Over the one-year follow-up period, the study found that the SFChT became thicker in both eyes after orthokeratology, as was also reported in other studies [10,11,21]. Recent studies have suggested that the SFChT would change after orthokeratology lens wearing [22,23], with a significant thickening of the temporal choroid in the subfoveal area, but not in the nasal side [12]. However, Gardner et al. [24] found that the SFChT showed no significant change at 1 or 9 months of orthokeratology, probably because the sample size was small, with nine participants. In our study, it was found that the SFChT would not thicken continuously, a result consistent with the findings of the previous studies [11,25].

Previous studies have shown that, in normal physiological development, the choroid becomes thicker and the ocular axis extends [26,27]. When myopia is imminent, the choroidal thickness would become thinner [17,28] and is characterized by continuously thinning choroids in patients with progressive myopia. [29]. The reason for the SFChT changes after wearing an orthokeratology lens might be the choroidal blood vessels and choroidal blood flow [11,25]. A previous study showed that the thinning choroid could affect the choroid blood flow and cause scleral microenvironment hypoxia, which leads to an increase in axial length. Therefore, the SFChT would become thicker, and it could alleviate the growth in the scleral hypoxia environment to control the myopia progression [14].

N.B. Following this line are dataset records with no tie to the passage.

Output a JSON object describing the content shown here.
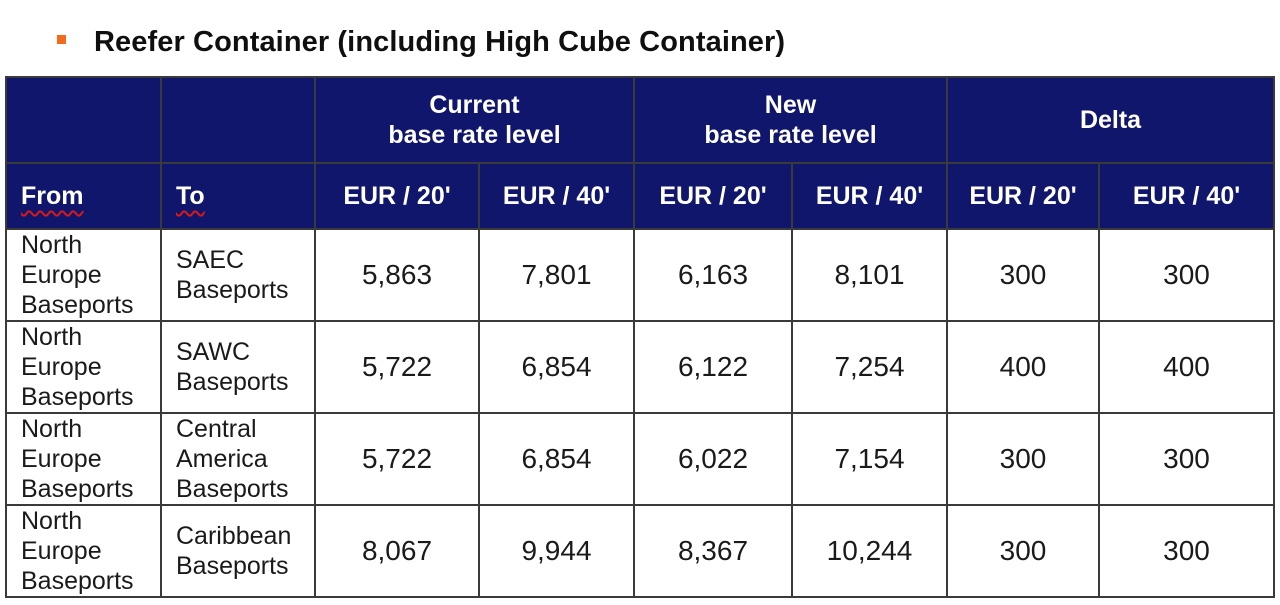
{
  "heading": {
    "title": "Reefer Container (including High Cube Container)",
    "bullet_color": "#f26b1d"
  },
  "colors": {
    "header_bg": "#10166b",
    "header_text": "#ffffff",
    "border": "#3a3a3a"
  },
  "table": {
    "groups": {
      "current_line1": "Current",
      "current_line2": "base rate level",
      "new_line1": "New",
      "new_line2": "base rate level",
      "delta": "Delta"
    },
    "columns": {
      "from": "From",
      "to": "To",
      "cur20": "EUR / 20'",
      "cur40": "EUR / 40'",
      "new20": "EUR / 20'",
      "new40": "EUR / 40'",
      "delta20": "EUR / 20'",
      "delta40": "EUR / 40'"
    },
    "rows": [
      {
        "from": [
          "North",
          "Europe",
          "Baseports"
        ],
        "to": [
          "SAEC",
          "Baseports"
        ],
        "cur20": "5,863",
        "cur40": "7,801",
        "new20": "6,163",
        "new40": "8,101",
        "delta20": "300",
        "delta40": "300"
      },
      {
        "from": [
          "North",
          "Europe",
          "Baseports"
        ],
        "to": [
          "SAWC",
          "Baseports"
        ],
        "cur20": "5,722",
        "cur40": "6,854",
        "new20": "6,122",
        "new40": "7,254",
        "delta20": "400",
        "delta40": "400"
      },
      {
        "from": [
          "North",
          "Europe",
          "Baseports"
        ],
        "to": [
          "Central",
          "America",
          "Baseports"
        ],
        "cur20": "5,722",
        "cur40": "6,854",
        "new20": "6,022",
        "new40": "7,154",
        "delta20": "300",
        "delta40": "300"
      },
      {
        "from": [
          "North",
          "Europe",
          "Baseports"
        ],
        "to": [
          "Caribbean",
          "Baseports"
        ],
        "cur20": "8,067",
        "cur40": "9,944",
        "new20": "8,367",
        "new40": "10,244",
        "delta20": "300",
        "delta40": "300"
      }
    ]
  }
}
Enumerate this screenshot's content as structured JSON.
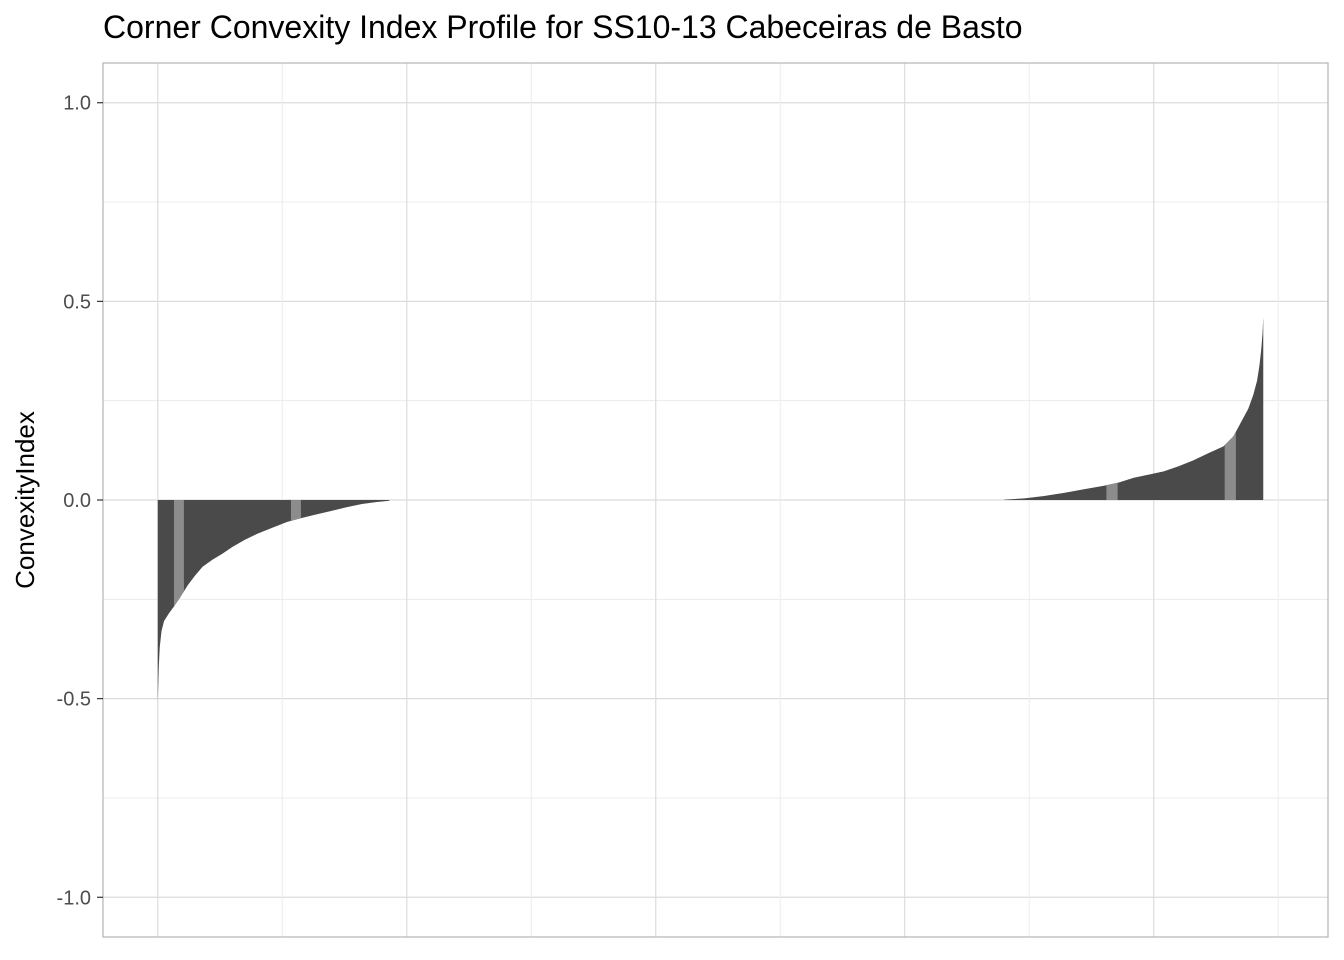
{
  "chart_data": {
    "type": "bar",
    "title": "Corner Convexity Index Profile for SS10-13 Cabeceiras de Basto",
    "xlabel": "",
    "ylabel": "ConvexityIndex",
    "ylim": [
      -1.1,
      1.1
    ],
    "yticks": [
      -1.0,
      -0.5,
      0.0,
      0.5,
      1.0
    ],
    "ytick_labels": [
      "-1.0",
      "-0.5",
      "0.0",
      "0.5",
      "1.0"
    ],
    "xlim": [
      -0.22,
      4.7
    ],
    "x_gridlines": [
      0,
      0.5,
      1,
      1.5,
      2,
      2.5,
      3,
      3.5,
      4,
      4.5
    ],
    "grid": true,
    "colors": {
      "bar": "#4a4a4a",
      "highlight": "#8c8c8c",
      "grid_major": "#dcdcdc",
      "grid_minor": "#ececec",
      "panel_border": "#b3b3b3",
      "text": "#4d4d4d"
    },
    "series": [
      {
        "values_description_free": true,
        "segments": [
          {
            "x_start": 0.0,
            "x_end": 0.93,
            "y_first": -0.51,
            "y_last": -0.002,
            "profile": [
              [
                0.0,
                -0.51
              ],
              [
                0.004,
                -0.42
              ],
              [
                0.008,
                -0.37
              ],
              [
                0.015,
                -0.33
              ],
              [
                0.025,
                -0.305
              ],
              [
                0.045,
                -0.285
              ],
              [
                0.065,
                -0.268
              ],
              [
                0.09,
                -0.245
              ],
              [
                0.12,
                -0.215
              ],
              [
                0.15,
                -0.19
              ],
              [
                0.18,
                -0.168
              ],
              [
                0.22,
                -0.15
              ],
              [
                0.26,
                -0.135
              ],
              [
                0.3,
                -0.118
              ],
              [
                0.35,
                -0.1
              ],
              [
                0.4,
                -0.085
              ],
              [
                0.46,
                -0.07
              ],
              [
                0.52,
                -0.055
              ],
              [
                0.58,
                -0.045
              ],
              [
                0.64,
                -0.036
              ],
              [
                0.7,
                -0.027
              ],
              [
                0.76,
                -0.018
              ],
              [
                0.82,
                -0.01
              ],
              [
                0.88,
                -0.005
              ],
              [
                0.93,
                -0.002
              ]
            ],
            "highlights": [
              [
                0.065,
                0.105
              ],
              [
                0.535,
                0.575
              ]
            ]
          },
          {
            "x_start": 3.4,
            "x_end": 4.44,
            "y_first": 0.001,
            "y_last": 0.46,
            "profile": [
              [
                3.4,
                0.001
              ],
              [
                3.48,
                0.004
              ],
              [
                3.56,
                0.01
              ],
              [
                3.64,
                0.018
              ],
              [
                3.72,
                0.027
              ],
              [
                3.8,
                0.036
              ],
              [
                3.86,
                0.044
              ],
              [
                3.92,
                0.056
              ],
              [
                3.98,
                0.064
              ],
              [
                4.04,
                0.072
              ],
              [
                4.1,
                0.085
              ],
              [
                4.16,
                0.1
              ],
              [
                4.22,
                0.118
              ],
              [
                4.28,
                0.135
              ],
              [
                4.32,
                0.16
              ],
              [
                4.35,
                0.195
              ],
              [
                4.38,
                0.23
              ],
              [
                4.4,
                0.265
              ],
              [
                4.415,
                0.3
              ],
              [
                4.425,
                0.34
              ],
              [
                4.432,
                0.38
              ],
              [
                4.437,
                0.42
              ],
              [
                4.44,
                0.46
              ]
            ],
            "highlights": [
              [
                3.81,
                3.855
              ],
              [
                4.285,
                4.33
              ]
            ]
          }
        ]
      }
    ]
  }
}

In this study, the changes in the choroidal thickness after orthokeratology were negatively correlated with the axial elongation. In other words, the greater the change in SFChT, the smaller the axial elongation, and the better the effect of myopia control. This is similar to the study results of Li et al. [11]. However, in the study reported by Li et al., the researcher believed that the SFChT significantly changes after the first month of orthokeratology lens wearing, which was different from our study. In the present study, it is suggested that the SFChT does not change until the nine-month follow-up. One reason for this could be the sample selection; the subjects included in their study were adult wearers, whereas the subjects in our study were adolescent wearers, while changes in the ChT were also correlated with age [26,30].

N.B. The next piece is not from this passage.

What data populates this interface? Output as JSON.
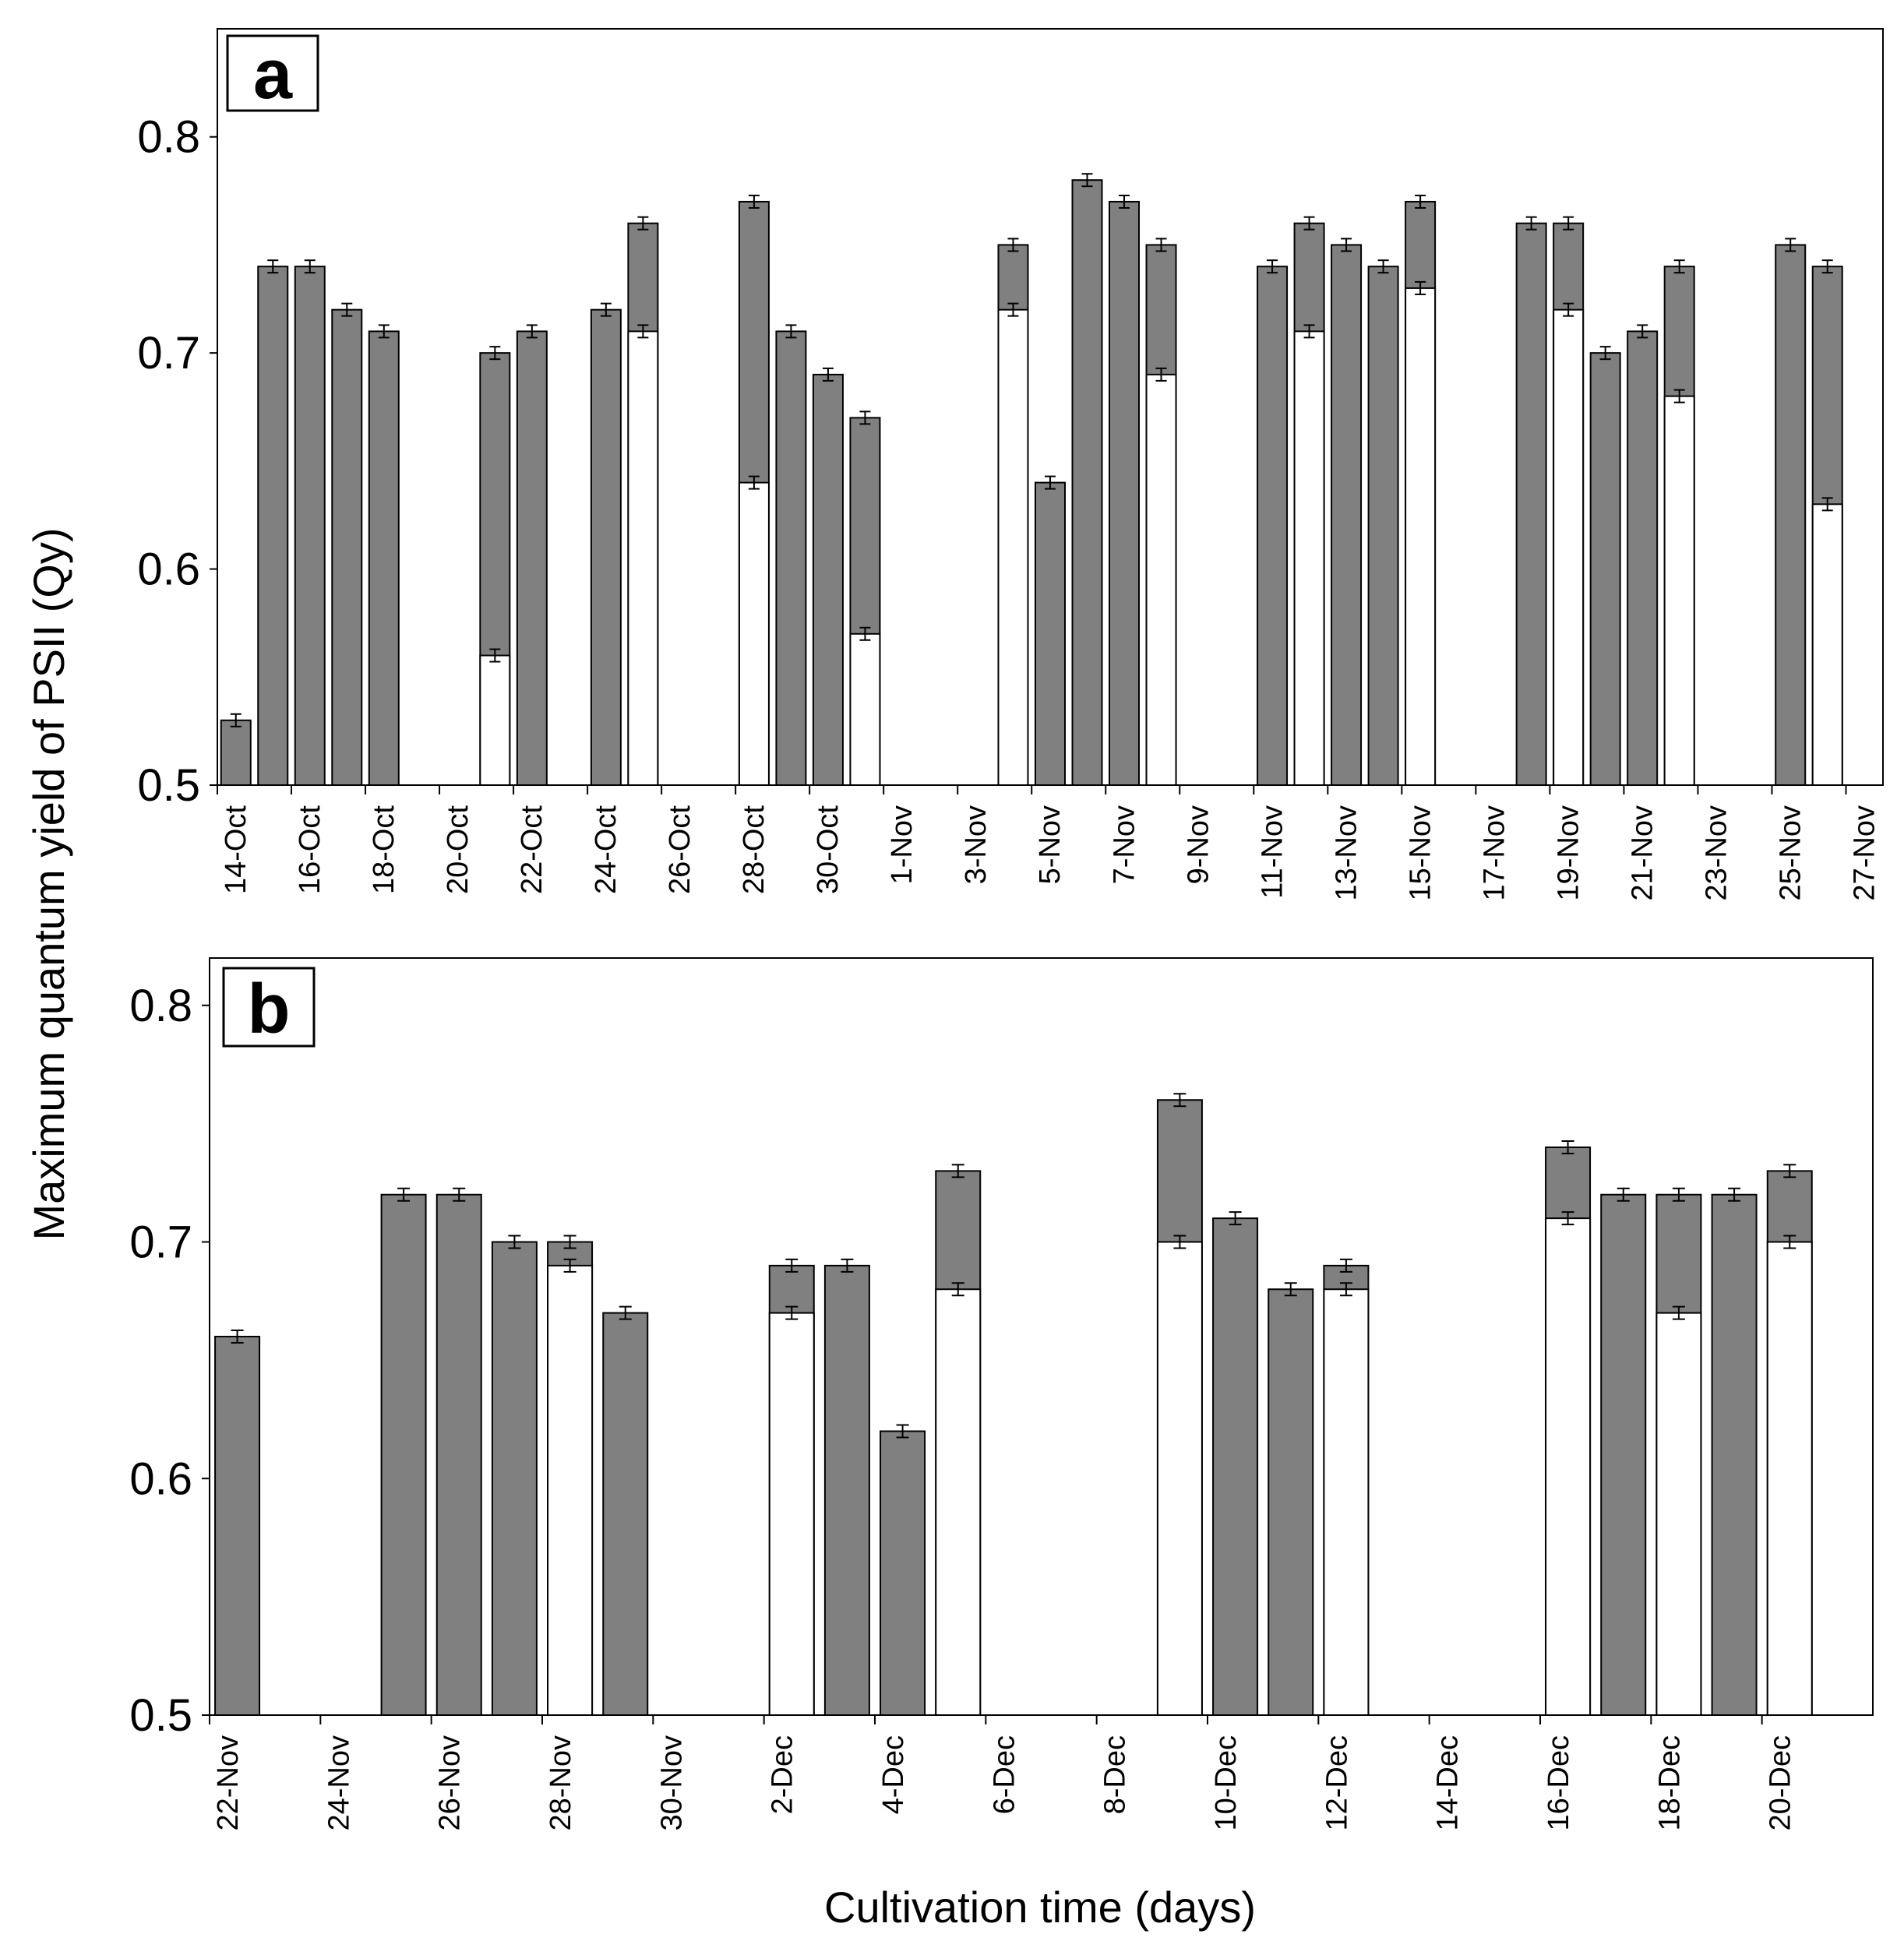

The multilevel model was suitable for the variables in the study that are independent, with definite associations. Through the multilevel model analysis, it was suggested that, after wearing orthokeratology lenses, the SFChT was less affected by the initial refraction and age and more affected by the average near-work hours per day. It is reported that the strong accommodation response, which is thought to be related to myopia progression, was generally thought to be enabled by near work [31,32,33,34]. In addition, excessive near work is supposed to be related to a thinning choroid and decreasing choroidal blood perfusion [35,36]. Since the physiological function of the choroid is highly correlated with myopia progression [37,38,39], it can be speculated that the choroid could be an intermediate factor between near work and myopia progression [40,41,42].

However, some limitations in this study should be taken into consideration for further study. Patients were recruited from a geographically limited area, which is a limitation of this study. Another limitation was the relatively short follow-up period of one year, and a longer follow-up period is needed to validate this model and support our findings.

5. Conclusions

In this study, we measured the changes in the choroidal thickness before and after orthokeratology, and significant SFChT thickening was found after 9 months after orthokeratology, which is consistent with the changes in axial length elongation. We found that personalized predictions regarding subfoveal choroidal thickness changes in myopia adolescents after orthokeratology can be made using the factor of daily average near-work time. These findings represent further evidence that model-based personalized methods can be used to predict clinical ophthalmic outcomes, and clinical practitioners will benefit from the results by obtaining a better understanding of the effects of orthokeratology on choroid and myopia progression.